Given the potential external and internal threats to data tokens, securing such data can eliminate any data loss from token exposure. I see at least three approaches to securing data in the cloud.

  • The data dispersal approach – Cleversafe’s product splits a data stream into byte segments and disburses these segments across storage locations. Their approach is oriented around Reed Solomon logic and results in no one location having any recognizable portion of the data. This requires multiple sites, or multiple systems at one site to implement but is essentially securing data through segmenting it. The advantages of this approach is that its fast and automatic but the disadvantage is that it only is supported via Cleversafe.
  • The software data encryption approach – there are plenty of software packages out such as GnuPG (GNU Privacy Guard) or PGP which can be used to encrypt your data prior to sending it to the cloud. It’s sort of brute force, software only approach but its advantage is that it can be used with any cloud storage provider. Its disadvantages are that it’s slow, processor intensive, and key management is sporadic.
  • The hardware data encryption approach – there are also plenty of data encryption appliances and/or hardware options out there which can be used to encrypt data. Some of these are available at the FC switch level, some are standalone appliances, and some exist at the storage subsystem level. The problem with most of these is that they only apply to FC storage and are not readily useable by Cloud Storage (unless the provider uses FC storage as its backing store). The advantages are that it’s fast and key management is generally built into the product.

One disadvantage to any of the encryption approaches is that now one needs the encryption keys and the token to access the data. Yet one more thing to protect.

Nothing says that hardware data encryption couldn’t also work for data flowing to the cloud but they would have to support IP plus the cloud specific REST interface. Such support would depend on cloud storage provider market share, but perhaps some cloud vendor could fund a security appliance vendor to support their interface directly, providing a cloud data security option.

The software approach suffers from performance problems but supports anybody’s cloud storage. It might be useful if Cloud storage providers started offering hooks into GnuPG or PGP to directly encrypt cloud data. However, most REST interfaces require some programming to use and it’s not too much of a stretch to program in encryption into this.

I like the data dispersal approach, but most argue that security is not guaranteed as reverse engineering the dispersal algorithm allows one to reconstruct the data stream.
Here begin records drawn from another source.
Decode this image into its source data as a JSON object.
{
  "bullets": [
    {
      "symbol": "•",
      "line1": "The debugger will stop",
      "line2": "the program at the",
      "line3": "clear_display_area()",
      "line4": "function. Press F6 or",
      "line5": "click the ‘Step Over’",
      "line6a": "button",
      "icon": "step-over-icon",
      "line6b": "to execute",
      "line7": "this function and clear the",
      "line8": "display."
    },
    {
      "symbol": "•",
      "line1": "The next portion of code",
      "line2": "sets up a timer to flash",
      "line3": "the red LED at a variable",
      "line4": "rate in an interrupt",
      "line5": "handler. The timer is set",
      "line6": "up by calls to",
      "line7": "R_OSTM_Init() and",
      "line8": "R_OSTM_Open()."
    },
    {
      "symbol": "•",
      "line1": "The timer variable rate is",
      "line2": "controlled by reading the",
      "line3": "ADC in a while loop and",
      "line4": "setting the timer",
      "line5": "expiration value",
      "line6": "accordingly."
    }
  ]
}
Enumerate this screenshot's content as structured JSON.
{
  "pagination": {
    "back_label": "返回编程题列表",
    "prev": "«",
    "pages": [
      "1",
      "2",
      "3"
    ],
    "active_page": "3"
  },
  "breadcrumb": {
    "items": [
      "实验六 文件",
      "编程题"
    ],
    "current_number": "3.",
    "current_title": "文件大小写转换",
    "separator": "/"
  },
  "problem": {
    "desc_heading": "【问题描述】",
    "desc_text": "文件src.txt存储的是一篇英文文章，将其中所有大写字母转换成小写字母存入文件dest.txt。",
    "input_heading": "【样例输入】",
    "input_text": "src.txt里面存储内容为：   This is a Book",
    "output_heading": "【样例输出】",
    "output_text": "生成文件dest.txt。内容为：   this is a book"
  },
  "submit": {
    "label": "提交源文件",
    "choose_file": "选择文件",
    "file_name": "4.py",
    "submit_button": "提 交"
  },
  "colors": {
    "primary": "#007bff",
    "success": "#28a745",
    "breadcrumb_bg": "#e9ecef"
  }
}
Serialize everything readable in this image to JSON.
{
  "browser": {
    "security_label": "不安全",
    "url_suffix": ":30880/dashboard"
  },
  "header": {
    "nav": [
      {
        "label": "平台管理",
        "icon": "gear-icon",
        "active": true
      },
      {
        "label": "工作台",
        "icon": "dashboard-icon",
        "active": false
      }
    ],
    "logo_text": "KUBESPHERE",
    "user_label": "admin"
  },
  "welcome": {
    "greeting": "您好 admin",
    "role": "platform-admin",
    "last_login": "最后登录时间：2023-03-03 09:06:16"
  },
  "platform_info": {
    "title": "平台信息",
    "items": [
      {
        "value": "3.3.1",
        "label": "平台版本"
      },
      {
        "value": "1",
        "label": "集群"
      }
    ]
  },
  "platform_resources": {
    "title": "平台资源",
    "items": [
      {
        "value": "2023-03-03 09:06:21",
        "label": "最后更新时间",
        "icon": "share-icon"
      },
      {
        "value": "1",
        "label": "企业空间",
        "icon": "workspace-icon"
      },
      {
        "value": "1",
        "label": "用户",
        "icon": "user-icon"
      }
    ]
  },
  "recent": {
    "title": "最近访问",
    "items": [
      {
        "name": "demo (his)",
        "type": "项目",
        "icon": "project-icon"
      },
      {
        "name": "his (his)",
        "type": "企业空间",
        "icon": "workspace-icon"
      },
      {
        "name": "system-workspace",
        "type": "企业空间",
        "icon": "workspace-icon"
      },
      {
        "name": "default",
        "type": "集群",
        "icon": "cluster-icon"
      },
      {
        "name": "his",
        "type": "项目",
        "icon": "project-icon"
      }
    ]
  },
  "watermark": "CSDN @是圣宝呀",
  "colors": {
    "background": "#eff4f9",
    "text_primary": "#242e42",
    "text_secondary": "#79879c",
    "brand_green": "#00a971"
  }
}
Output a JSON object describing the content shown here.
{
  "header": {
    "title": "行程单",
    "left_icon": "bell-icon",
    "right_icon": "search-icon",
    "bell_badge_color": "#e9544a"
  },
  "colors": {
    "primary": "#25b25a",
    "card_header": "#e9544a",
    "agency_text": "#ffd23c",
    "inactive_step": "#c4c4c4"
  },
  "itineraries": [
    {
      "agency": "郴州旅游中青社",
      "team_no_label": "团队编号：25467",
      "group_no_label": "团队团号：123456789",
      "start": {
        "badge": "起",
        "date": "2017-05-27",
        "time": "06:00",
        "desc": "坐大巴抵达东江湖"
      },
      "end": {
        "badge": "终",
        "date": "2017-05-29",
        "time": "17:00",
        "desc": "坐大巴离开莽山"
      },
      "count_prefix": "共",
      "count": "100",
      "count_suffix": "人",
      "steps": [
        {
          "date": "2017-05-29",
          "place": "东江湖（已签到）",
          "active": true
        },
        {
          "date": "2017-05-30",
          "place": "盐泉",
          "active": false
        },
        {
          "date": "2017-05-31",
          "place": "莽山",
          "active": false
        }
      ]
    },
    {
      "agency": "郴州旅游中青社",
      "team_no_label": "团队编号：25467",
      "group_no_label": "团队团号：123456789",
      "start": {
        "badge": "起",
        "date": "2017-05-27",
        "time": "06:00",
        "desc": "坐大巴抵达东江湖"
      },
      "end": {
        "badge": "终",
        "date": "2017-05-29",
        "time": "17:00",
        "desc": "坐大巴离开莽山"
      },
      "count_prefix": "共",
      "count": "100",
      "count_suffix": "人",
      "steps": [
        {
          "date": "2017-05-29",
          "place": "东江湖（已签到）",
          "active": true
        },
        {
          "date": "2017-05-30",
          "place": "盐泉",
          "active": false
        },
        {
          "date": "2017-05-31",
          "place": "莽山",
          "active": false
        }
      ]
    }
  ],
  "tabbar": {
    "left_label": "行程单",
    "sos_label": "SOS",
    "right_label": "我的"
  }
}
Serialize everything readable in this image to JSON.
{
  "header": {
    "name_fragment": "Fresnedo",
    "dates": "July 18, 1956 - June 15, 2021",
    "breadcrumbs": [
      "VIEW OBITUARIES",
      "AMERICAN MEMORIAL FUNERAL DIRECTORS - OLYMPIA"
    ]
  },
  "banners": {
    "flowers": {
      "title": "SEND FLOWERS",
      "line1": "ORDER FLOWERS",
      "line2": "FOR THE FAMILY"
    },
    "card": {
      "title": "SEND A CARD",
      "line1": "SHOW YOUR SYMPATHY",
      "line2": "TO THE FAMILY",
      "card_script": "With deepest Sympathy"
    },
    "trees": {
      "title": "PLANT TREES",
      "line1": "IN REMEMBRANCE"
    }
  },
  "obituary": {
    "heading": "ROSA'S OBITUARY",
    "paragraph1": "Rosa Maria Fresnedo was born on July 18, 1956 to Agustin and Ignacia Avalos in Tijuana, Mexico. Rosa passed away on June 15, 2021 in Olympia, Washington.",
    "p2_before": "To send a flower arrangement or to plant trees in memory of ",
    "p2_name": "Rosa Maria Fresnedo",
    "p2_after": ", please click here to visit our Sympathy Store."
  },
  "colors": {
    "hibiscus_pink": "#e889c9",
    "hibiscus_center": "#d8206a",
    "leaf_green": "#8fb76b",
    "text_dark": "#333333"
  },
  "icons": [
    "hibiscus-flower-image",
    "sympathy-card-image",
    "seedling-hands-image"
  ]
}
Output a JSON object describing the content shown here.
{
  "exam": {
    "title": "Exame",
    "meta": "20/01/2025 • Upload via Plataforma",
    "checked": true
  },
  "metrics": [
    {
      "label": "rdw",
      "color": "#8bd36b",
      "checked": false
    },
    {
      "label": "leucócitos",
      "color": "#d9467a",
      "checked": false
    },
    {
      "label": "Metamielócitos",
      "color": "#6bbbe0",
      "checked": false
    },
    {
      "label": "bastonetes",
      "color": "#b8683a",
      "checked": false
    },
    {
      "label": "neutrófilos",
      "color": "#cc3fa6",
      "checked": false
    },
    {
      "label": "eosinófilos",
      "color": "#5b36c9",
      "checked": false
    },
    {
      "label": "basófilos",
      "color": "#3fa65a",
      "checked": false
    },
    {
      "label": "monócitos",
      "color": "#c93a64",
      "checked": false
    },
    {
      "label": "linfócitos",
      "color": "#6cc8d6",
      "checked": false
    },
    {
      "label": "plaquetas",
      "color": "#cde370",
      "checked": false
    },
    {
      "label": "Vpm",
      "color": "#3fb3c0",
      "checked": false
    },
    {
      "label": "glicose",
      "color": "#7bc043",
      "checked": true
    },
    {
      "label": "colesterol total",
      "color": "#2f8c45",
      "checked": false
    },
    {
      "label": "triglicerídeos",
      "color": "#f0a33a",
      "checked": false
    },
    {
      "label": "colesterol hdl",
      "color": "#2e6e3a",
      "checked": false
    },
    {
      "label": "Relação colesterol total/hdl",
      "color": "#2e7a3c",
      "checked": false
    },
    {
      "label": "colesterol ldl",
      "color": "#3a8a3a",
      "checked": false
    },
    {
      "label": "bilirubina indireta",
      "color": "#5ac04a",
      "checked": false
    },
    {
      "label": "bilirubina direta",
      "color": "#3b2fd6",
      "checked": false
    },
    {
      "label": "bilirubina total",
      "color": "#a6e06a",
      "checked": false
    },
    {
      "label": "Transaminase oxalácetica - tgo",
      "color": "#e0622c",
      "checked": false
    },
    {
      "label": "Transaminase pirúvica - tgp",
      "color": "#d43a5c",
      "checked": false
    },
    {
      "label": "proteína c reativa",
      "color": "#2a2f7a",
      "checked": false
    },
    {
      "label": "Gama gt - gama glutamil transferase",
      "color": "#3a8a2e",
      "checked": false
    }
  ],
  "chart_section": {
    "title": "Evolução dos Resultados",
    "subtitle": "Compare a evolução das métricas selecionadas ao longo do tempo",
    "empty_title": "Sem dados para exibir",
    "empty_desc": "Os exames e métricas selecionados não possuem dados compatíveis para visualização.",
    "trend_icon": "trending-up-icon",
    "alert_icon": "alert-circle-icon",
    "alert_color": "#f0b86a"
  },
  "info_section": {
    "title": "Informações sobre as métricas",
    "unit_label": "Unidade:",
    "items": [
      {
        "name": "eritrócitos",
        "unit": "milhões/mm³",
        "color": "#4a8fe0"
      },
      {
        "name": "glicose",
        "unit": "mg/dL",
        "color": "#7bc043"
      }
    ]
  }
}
But the other more serious problem is that it only applies to Cleversafe storage, perhaps the dispersal algorithm should be open sourced (which it already is) and/or standardized.

There are possibly other approaches which I have missed here but these can easily be used to secure cloud data-at-rest. Possibly adding more security around the data token could also help alleviate this concern. Thoughts?

Post disclosure: I am not currently working with Cleversafe, any data security appliance provider, or cloud storage provider.